The new and "considerably revised" application with certain sections "completely redone," according to consultant James Backas, chairman of the Washington, D.C., arts council, must be postmarked no later than Friday. The endowment will review the changes in June. (Backas is receiving a $400-a-day fee.)

After adding an amendment requesting language that would provide for even more public input--one of the issues that had gotten the council into difficulty in the first place--the Arts Council unanimously voted Friday to approve the new document at a regular meeting at Caltech. There was concern, however, against making more changes. "Because of the NEA deadline, we have only a small window of opportunity," chairman Stephen Goldstine cautioned.

The revised document is somewhat briefer--and smoother. Consider the preface: The old application woodenly begins: "California Arts Council programs are designed to meet the needs of the most populous (25 million residents) and one of the biggest of states: California's coastline is 1,200 miles long." The new application, which traces the state's "successive waves of immigration" to the 1849 Gold Rush, begins: "It is difficult to describe the characteristics of California without resorting to excessive language. It is the most populous state in the country and the third largest in land mass, with 1,200 miles of coastline. . . ."

The changes are more than cosmetic. A crucial section on program development and evaluation has been expanded from three pages to nine.

On another key issue, the council voted to distribute $100,000 allocated for minority arts last July to 48 organizations which currently receive council grants.
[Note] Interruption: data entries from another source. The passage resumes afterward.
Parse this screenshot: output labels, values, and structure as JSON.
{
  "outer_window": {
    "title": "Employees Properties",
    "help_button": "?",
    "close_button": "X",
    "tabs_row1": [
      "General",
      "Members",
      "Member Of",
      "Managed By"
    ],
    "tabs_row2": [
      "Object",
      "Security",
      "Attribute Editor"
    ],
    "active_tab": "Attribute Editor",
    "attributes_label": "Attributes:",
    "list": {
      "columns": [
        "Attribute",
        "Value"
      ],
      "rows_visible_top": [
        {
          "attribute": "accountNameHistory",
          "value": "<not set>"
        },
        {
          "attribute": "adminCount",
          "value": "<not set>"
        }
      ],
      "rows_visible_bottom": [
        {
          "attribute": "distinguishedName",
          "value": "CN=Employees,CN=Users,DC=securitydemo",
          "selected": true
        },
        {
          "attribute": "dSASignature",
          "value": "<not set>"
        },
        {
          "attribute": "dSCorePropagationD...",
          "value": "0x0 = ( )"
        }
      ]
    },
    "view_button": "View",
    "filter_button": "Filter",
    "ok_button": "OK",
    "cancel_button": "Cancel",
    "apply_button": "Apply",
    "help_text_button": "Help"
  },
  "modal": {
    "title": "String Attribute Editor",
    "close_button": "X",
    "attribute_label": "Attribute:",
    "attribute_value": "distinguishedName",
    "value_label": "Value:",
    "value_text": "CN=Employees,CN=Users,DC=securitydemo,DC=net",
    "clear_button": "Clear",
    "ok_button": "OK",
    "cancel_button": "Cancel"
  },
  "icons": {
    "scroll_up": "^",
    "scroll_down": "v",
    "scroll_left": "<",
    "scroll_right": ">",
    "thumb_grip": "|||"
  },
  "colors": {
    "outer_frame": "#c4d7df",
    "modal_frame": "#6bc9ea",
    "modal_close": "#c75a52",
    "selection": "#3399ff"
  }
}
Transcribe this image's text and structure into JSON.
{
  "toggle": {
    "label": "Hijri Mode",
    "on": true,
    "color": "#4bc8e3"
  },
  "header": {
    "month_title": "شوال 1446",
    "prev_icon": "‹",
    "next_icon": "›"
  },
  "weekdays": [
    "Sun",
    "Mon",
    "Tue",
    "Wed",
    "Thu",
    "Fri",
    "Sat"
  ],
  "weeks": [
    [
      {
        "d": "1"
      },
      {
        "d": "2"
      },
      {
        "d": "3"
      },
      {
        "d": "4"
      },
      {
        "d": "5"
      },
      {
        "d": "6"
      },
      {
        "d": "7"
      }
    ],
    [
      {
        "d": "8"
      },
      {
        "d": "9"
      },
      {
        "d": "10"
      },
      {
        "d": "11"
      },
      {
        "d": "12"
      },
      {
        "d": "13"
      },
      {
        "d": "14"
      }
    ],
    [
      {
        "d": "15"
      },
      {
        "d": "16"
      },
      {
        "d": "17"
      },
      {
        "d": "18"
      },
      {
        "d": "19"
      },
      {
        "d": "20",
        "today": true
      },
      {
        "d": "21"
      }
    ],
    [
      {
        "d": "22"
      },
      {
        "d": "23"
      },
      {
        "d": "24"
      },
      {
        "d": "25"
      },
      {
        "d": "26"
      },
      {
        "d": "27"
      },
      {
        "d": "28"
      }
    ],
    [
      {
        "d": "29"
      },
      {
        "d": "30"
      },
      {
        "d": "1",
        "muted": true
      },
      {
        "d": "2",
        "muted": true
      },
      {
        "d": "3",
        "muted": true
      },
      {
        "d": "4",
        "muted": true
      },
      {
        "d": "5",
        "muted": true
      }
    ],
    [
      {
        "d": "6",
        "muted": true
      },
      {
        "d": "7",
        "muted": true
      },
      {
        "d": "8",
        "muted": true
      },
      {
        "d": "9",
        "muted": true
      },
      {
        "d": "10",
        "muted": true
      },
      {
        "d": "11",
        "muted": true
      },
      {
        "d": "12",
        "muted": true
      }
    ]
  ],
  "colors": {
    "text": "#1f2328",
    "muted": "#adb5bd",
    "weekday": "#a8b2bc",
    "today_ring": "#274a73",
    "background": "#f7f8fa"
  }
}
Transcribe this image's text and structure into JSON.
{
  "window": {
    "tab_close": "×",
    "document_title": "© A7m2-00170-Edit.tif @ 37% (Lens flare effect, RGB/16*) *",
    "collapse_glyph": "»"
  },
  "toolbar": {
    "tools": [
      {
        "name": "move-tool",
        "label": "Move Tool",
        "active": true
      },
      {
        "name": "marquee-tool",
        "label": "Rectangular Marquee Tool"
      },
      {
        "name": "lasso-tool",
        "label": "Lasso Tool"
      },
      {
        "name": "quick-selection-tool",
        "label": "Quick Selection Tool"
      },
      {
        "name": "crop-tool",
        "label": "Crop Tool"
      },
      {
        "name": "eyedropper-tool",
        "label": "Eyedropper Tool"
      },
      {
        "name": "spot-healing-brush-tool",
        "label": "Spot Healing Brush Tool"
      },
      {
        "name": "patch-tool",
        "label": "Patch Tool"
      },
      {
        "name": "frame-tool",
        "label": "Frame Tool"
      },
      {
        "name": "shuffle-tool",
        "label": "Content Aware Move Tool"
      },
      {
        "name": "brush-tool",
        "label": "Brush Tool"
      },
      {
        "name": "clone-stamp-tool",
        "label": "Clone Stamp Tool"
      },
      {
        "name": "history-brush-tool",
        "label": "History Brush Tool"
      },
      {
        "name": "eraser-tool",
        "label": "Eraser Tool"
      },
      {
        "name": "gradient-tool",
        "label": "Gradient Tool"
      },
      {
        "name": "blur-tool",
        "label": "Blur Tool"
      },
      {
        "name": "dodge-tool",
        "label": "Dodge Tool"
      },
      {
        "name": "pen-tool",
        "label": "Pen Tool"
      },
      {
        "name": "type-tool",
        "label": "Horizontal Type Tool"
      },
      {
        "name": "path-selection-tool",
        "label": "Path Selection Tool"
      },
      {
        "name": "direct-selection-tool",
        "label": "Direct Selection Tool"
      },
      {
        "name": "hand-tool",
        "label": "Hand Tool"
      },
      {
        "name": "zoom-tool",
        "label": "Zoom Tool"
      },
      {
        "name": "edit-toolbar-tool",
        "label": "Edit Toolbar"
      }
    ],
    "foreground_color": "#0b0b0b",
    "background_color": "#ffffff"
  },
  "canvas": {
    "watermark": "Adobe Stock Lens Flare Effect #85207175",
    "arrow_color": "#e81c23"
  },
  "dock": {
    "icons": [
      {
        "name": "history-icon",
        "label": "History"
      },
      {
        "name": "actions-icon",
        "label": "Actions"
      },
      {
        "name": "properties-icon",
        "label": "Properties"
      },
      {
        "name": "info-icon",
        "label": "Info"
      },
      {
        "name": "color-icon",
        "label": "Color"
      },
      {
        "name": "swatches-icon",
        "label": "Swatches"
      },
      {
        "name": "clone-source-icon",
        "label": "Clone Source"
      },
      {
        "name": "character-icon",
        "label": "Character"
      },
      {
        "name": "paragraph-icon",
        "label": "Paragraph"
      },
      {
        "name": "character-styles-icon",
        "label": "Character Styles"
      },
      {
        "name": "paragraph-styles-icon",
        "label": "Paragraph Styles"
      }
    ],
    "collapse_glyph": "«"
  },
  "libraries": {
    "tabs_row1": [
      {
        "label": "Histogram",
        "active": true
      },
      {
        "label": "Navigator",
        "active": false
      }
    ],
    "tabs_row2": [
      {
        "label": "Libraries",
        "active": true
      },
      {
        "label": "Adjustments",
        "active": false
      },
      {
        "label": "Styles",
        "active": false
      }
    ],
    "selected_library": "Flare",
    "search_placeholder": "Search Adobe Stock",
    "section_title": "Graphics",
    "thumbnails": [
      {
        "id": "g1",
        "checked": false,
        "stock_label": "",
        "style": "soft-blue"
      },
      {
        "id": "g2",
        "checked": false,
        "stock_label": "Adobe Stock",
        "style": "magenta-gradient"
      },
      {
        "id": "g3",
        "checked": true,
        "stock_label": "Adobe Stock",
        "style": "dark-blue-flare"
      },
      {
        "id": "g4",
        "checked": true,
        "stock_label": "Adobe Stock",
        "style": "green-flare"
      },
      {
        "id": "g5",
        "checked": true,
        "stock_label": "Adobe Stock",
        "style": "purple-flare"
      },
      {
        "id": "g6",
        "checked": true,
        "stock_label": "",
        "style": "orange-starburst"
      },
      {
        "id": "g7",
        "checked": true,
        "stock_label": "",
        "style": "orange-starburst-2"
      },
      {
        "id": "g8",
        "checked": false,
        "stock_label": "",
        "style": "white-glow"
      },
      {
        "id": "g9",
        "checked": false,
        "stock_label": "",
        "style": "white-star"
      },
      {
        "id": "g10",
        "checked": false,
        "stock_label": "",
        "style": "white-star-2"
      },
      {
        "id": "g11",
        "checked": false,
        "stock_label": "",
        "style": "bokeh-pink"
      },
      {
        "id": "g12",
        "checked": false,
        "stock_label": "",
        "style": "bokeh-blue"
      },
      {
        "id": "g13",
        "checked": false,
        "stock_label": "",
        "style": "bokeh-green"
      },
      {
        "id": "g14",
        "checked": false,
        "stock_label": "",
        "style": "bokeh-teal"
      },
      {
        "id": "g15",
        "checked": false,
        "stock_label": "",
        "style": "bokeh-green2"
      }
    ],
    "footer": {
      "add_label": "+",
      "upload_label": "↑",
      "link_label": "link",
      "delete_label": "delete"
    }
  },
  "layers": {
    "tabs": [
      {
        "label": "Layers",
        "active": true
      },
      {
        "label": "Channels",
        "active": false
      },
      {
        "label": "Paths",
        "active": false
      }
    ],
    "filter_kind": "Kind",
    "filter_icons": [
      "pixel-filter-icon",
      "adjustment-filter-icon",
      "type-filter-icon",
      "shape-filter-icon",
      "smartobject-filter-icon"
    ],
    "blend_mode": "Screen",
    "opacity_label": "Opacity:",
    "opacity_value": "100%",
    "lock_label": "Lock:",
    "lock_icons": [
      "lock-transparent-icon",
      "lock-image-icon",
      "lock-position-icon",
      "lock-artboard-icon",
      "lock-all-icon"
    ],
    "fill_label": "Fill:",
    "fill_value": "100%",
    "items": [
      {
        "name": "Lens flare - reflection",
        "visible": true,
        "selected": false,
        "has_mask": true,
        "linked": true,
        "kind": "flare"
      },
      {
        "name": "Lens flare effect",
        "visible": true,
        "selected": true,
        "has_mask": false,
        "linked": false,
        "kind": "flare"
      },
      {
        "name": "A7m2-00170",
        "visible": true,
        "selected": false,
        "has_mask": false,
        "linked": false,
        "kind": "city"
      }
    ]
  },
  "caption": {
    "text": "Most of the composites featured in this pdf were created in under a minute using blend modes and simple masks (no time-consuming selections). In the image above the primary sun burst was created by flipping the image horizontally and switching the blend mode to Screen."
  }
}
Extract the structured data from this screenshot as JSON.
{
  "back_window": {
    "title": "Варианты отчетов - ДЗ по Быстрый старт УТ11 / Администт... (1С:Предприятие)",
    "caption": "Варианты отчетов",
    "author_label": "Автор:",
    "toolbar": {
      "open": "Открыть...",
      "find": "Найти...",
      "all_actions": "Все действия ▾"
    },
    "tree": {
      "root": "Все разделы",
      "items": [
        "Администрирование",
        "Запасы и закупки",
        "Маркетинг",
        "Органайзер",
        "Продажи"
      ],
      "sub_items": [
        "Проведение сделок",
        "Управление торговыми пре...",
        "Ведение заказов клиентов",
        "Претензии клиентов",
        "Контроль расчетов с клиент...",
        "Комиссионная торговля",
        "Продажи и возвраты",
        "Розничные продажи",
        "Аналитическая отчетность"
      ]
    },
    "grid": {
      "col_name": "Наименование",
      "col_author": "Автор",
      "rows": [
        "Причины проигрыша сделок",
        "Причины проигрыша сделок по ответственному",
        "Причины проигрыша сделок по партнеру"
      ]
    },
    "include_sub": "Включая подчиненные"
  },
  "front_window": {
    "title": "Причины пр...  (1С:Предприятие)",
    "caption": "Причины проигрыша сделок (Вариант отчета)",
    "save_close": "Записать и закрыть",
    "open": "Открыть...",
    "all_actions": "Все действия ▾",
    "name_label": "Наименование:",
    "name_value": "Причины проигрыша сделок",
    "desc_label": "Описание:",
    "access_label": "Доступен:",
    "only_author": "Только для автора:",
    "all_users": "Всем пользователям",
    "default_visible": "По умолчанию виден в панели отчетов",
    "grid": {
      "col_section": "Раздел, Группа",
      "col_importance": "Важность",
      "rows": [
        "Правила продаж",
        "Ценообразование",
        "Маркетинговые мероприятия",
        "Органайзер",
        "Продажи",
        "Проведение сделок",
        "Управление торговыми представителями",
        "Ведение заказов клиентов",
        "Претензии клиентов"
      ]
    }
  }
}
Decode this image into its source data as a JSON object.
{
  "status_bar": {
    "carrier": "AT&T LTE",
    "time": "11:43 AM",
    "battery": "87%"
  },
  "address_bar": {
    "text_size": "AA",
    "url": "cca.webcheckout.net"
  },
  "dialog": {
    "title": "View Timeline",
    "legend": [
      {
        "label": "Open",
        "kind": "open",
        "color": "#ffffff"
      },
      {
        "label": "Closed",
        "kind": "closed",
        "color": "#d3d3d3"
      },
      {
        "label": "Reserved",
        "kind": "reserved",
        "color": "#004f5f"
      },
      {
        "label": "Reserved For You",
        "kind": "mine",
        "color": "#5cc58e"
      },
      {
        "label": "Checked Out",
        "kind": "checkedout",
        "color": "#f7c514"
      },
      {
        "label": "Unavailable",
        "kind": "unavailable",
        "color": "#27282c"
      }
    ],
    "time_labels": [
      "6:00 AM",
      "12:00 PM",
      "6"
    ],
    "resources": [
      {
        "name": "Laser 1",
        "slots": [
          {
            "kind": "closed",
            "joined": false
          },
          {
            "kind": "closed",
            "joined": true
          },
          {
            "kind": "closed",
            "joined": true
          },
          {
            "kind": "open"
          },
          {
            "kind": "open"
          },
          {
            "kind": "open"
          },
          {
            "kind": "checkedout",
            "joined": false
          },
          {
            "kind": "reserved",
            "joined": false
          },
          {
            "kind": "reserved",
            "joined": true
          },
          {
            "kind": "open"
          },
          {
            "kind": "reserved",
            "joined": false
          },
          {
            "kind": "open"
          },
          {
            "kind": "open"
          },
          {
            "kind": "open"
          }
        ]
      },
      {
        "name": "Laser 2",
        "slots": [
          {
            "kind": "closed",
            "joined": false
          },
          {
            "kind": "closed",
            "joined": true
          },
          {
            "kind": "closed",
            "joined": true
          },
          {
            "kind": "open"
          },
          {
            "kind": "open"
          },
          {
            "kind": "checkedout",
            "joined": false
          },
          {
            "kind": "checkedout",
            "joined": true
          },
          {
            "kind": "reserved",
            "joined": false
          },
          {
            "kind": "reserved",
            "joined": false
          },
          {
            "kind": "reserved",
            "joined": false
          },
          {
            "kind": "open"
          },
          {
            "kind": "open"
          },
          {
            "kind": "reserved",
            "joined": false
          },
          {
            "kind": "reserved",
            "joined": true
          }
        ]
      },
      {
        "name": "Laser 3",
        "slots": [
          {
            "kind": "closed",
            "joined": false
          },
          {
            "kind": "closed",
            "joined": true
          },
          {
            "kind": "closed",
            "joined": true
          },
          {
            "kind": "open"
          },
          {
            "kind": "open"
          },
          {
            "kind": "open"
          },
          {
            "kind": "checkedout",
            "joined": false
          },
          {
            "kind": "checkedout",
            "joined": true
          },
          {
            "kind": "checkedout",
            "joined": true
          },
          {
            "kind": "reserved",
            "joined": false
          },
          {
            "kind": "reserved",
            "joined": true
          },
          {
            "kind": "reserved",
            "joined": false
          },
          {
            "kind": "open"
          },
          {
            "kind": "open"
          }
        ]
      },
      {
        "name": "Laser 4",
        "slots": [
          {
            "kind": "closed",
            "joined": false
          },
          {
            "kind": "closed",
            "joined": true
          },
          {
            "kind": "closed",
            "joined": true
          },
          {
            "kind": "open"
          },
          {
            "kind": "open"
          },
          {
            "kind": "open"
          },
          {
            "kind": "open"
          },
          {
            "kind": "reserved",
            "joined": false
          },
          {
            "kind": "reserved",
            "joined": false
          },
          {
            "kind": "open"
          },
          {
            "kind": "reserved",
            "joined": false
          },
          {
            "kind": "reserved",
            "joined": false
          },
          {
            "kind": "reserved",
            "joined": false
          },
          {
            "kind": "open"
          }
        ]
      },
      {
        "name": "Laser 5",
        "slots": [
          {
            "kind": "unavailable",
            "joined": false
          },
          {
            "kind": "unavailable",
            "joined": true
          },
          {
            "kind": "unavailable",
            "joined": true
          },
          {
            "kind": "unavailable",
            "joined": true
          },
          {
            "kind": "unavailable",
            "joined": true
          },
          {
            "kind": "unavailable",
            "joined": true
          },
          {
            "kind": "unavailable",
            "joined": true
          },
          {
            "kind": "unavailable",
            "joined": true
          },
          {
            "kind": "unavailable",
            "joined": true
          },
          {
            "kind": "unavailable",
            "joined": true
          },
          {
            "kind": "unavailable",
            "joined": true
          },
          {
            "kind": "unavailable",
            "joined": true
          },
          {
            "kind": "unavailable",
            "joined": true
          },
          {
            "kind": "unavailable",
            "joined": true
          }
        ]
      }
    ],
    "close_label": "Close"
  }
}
Supplements of about 25% were awarded, ranging from $5,368 to Galeria Plaza de la Raza to $1,000 to such organizations as the Young Saints Scholarship Foundation, a Los Angeles singing group.

The council put off until its May 24th meeting in San Francisco that old wrangle of public policy regarding what groups actually constitute a minority--beyond the current categories of blacks, Latinos, Asians, Pacific Islanders, American Indians and native Alaskans.

Calling the current definition "exclusive," Patricia Geary Johnson of Rolling Hills, a watercolorist and an appointee of Gov. George Deukmejian, asked: "Why exclude Israelis, Latvians, Poles, Iranians, Lithuanians, Armenians, Egyptians, Turks, Greeks and the numerous other ethnic minority communities?"

Juan Carillo, an Arts Council program manager, noted that in some areas, a minority could mean Anglos.

As for the location of the council's Southern California office, Goldstine said the council is "looking at" a satellite office in downtown Los Angeles, which would supplement the one in Van Nuys. Agency headquarters is in Sacramento. Marilyn Ryan, the council director, was making no promises, however. While she has received a number of offers of possible office space as a result of recent controversy over its location, she said, "I'm not committing myself to a specific alternative, which may be interpreted as a satellite office."